We had some windows replaced last week and the installer installed aluminum casing to the exterior using nails. I didn't think that was the correct way to install aluminum capping, but even if the use of nails is common practice shouldn't the nails be nailed as close to the corners of the capping as possible and not in the center of each cap?

Thanks,   Dave


----------



## glennjanie

Welcome Dave:
I wouldn't want nails in the center either but there's not much that can be done about it now. I prefer the nails hidden completely. I hope they at least used aluminum finish (painted) nails.
Glenn


----------



## DavesHammer

I spoke with the project manager and he is going to review the work and probably have them reinstall the capping.

Thanks


----------



## jaan

I need to know what the capping procedure is when capping windows with aluminum. 
Thanks


----------



## thermoklear

Aluminum capping is the WORST thing anyone can do to a window sill.  Most home owners with wood windows think they are solving a problem by having aluminum capping installed....but they are just hiding the real problem.
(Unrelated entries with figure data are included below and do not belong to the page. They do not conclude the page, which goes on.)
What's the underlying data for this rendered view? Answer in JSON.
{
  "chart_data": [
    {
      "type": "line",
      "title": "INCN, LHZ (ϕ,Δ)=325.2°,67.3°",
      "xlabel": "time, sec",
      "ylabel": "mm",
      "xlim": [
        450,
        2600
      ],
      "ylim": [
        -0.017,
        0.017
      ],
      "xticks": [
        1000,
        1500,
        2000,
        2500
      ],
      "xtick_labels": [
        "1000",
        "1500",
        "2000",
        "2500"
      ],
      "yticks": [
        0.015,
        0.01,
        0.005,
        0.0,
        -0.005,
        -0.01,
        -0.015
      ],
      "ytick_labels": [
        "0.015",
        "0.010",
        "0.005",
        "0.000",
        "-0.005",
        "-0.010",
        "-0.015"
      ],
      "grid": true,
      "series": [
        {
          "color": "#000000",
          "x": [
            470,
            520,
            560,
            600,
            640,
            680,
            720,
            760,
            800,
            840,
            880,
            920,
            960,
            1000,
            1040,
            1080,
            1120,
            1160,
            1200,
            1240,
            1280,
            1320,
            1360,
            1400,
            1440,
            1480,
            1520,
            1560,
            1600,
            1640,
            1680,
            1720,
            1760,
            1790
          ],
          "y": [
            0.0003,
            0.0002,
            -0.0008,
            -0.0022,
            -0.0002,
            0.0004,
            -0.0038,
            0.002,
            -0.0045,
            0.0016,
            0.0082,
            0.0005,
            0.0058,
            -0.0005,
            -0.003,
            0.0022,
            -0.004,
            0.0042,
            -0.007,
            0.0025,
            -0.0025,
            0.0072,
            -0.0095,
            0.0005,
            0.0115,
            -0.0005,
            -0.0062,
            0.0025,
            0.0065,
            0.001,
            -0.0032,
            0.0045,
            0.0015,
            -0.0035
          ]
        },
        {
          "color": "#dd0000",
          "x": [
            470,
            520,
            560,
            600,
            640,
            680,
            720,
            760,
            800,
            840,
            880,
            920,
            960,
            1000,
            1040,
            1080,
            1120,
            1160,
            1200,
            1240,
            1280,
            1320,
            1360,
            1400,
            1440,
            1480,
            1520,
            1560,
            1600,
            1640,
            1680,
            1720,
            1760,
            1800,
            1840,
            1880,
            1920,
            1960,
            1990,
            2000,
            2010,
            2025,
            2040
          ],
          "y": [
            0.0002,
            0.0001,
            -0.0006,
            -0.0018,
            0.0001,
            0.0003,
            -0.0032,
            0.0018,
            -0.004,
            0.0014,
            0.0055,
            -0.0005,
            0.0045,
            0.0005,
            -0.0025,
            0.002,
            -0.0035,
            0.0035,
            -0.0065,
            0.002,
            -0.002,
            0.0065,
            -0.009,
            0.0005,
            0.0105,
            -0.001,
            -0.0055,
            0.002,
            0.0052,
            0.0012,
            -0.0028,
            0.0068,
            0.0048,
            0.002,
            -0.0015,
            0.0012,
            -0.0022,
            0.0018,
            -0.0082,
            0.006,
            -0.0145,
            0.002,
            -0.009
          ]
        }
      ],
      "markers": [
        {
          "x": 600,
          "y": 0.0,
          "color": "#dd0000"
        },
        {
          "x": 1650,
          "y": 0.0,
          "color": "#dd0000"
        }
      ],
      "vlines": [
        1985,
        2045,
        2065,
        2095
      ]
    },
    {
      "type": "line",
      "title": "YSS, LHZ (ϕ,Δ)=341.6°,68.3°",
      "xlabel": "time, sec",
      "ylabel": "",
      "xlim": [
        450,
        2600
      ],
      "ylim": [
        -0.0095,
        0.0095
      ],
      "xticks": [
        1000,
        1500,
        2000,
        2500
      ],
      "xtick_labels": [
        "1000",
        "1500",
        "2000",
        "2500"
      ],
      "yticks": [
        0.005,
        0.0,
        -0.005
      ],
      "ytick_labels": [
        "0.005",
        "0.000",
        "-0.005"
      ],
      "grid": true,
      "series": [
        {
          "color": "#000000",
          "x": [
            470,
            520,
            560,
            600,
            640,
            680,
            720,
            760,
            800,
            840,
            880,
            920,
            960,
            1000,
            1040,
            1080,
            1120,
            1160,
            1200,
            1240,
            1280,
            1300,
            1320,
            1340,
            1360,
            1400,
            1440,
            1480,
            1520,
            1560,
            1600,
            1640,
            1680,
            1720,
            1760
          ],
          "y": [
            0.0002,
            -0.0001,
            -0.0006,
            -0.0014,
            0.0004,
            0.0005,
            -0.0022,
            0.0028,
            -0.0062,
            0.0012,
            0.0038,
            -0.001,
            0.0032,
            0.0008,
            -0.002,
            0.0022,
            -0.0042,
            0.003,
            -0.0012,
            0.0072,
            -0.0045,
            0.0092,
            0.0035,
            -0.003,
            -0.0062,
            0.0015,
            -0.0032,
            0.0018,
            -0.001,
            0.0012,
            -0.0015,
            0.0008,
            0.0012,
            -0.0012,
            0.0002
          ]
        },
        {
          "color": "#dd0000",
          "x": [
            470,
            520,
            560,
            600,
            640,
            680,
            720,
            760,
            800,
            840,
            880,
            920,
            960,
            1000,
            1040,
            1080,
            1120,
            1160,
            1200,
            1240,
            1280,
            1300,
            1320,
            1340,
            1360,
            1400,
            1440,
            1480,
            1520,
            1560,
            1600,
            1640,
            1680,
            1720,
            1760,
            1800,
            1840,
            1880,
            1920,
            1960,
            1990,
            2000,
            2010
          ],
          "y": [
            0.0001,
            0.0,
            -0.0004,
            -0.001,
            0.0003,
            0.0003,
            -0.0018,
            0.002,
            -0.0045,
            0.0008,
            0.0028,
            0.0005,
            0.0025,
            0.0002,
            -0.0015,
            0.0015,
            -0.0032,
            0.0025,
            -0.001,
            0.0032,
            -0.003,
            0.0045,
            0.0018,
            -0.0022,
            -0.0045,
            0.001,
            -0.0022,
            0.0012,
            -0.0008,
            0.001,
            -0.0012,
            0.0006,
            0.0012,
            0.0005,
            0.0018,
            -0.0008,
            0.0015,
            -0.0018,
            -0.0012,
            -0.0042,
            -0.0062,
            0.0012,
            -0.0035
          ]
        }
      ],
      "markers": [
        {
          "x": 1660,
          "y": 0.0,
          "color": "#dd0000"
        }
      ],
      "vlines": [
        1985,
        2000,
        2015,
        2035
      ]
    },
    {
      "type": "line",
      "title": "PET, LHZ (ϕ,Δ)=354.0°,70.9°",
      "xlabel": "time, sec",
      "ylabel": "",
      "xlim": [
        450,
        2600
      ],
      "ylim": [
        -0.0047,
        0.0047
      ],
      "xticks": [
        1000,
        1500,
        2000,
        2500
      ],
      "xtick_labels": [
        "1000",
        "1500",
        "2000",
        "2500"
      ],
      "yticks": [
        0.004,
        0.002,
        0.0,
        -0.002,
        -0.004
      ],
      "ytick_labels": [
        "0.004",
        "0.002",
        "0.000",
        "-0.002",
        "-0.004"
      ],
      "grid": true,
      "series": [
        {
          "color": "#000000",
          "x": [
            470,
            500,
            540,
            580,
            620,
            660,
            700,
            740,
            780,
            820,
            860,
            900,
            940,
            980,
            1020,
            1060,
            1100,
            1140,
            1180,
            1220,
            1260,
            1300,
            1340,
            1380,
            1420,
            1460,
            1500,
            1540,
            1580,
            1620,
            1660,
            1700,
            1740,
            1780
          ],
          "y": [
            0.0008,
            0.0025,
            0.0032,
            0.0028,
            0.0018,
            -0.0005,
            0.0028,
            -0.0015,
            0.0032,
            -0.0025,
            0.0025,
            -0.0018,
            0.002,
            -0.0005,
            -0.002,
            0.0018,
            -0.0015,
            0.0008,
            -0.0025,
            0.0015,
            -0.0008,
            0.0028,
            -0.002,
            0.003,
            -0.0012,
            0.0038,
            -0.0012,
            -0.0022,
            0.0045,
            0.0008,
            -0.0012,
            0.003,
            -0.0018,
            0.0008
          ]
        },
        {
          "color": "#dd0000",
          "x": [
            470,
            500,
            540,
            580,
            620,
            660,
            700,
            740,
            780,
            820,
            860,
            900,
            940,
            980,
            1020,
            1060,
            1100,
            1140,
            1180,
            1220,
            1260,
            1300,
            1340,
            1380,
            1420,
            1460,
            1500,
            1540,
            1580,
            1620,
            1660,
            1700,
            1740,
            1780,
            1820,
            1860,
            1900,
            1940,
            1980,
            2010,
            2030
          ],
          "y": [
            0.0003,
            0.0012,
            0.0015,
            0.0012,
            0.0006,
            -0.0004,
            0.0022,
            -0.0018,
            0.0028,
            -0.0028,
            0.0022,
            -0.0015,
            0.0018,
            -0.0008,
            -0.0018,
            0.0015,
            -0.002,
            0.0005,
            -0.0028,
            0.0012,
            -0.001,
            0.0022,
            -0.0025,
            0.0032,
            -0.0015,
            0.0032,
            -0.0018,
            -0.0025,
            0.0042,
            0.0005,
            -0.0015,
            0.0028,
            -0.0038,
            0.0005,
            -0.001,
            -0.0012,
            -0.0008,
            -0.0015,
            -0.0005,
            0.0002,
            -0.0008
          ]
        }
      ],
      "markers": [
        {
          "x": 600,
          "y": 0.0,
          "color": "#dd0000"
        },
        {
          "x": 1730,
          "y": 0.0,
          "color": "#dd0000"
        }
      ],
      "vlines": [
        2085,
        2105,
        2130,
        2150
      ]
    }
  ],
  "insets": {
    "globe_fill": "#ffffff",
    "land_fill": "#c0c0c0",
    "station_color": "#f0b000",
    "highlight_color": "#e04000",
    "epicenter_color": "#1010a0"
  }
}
Exterior paints are expected to last 9 to 14 years according to paint manufactures but wood window painters think that is a joke.  Let's make some observations first by looking at the vertical and horizontal brickmolding (the wood on the sides and top of the window frame). Paint on those parts seems to last way longer than the bottom sill. But why?  Most home owners and painters say it is the effect of weathering, but why only the bottom sill and not the top of the horizontal brickmold as well.

Paint peels off the bottom sill even if the wood had a good primer applied. Why?  The only reason that paint peels is because it no longer sticks to the wood so why does the paint only lift off the sill and not the sides or top?  TOO MUCH MOISTURE IN THE WOOD.

Very few painters or home owners use a moisture meter to determine if the wood is actually dry enough to prime and paint so the paint keeps peeling off....and this is the problem that aluminum capping HIDES.  Dry and wet rot starts to occur under the capping and no one sees it until the window sinks into the dry rot or the dry rot starts to appear beyond the edge of the capping.

The reason capping does damage to the covered wood sill is because the moisture that gets into the wood comes from INSIDE the house.  Heat and water vapour are trying to escape from the house interior all winter... due to the second law of thermodynamics...heat always goes to cold, so the heat dissipates and the water vapour condenses where the water gets trapped behind the capping.

Keeping water out of the wood by painting only when the wood is dry is better and cheaper than capping.


----------